Judge O’Connor accurately restated Judge Katsas’s argument on behalf of NFIB. Although Chief Justice Roberts asked questions about this position during oral argument, in Part IIIA of his written opinion, he assumed that Katsas’s analysis was valid. Judge O’Connor continues:
This should come as no surprise. “It is the attribute of law, of course, that it binds; it states a rule that will be regarded as compulsory for all who come within its jurisdiction.” . . . But the fact that many individuals will no longer feel bound by the Individual Mandate does not change either that some individuals will feel so bound—such as the Individual Plaintiffs here—or that the Individual Mandate is still law.
Judge O’Connor’s ruling, on both injury-in-fact and the constitutionality of the mandate, is completely consistent with NFIB. Indeed, these topics are closely related. If the mandate does create a legal requirement, then it also creates an injury-in-fact. Under Part III.A of NFIB, the mandate performed both functions in 2012, and still performs both functions today.

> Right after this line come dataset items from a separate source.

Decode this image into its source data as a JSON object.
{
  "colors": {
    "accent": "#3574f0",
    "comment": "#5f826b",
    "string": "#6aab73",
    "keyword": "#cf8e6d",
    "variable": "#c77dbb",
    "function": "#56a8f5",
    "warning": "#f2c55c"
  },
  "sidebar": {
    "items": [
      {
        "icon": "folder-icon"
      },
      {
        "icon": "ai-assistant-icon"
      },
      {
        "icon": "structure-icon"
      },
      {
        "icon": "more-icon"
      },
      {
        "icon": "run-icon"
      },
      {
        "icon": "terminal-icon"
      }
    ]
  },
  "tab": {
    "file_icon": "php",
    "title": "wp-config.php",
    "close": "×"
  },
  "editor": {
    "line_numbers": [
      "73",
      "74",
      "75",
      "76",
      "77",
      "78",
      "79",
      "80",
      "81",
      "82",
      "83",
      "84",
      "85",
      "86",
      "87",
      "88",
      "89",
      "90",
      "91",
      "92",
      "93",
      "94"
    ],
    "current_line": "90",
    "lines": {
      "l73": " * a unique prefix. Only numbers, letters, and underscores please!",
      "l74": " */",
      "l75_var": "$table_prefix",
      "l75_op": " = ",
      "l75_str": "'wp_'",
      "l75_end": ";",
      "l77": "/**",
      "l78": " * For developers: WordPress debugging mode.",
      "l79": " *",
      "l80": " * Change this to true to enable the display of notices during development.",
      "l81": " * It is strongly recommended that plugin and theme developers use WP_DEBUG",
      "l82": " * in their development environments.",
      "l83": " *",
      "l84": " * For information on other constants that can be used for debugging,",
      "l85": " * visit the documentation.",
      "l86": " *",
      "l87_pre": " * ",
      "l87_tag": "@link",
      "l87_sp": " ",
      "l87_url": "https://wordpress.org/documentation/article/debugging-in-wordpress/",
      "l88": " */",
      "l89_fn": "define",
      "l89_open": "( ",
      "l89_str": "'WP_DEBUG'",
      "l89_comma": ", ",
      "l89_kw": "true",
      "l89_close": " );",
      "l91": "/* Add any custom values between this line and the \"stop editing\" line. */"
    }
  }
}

Let’s sum up this series of blog posts. Texas v. U.S. raises three challenges to the ACA:
- the constitutionality of the individual insurance “requirement” or mandate, after the “penalty” cum tax has been set at $0;
- whether the mandate, without a penalty, creates an injury-in-fact; and
- whether the “requirement,” if now unconstitutional, is severable from the rest of the ACA.
In these blog posts we have defended the correctness–or at minimum the reasonableness–of Judge O’Connor’s rulings on the first two of these issues: after passage of the TCJA, the individual insurance requirement or mandate is unconstitutional, and in NFIB the Court assumed that the mandate, standing by itself, imposes an Article III injury-in-fact. The third issue is distinct from these two questions.
Of course, we can be completely right about the first two of these questions, and the remainder of ACA would still be constitutional if the individual insurance mandate can be severed from the rest of the Act. But the severability question is only reached and answered correctly if the first two questions are correctly resolved first.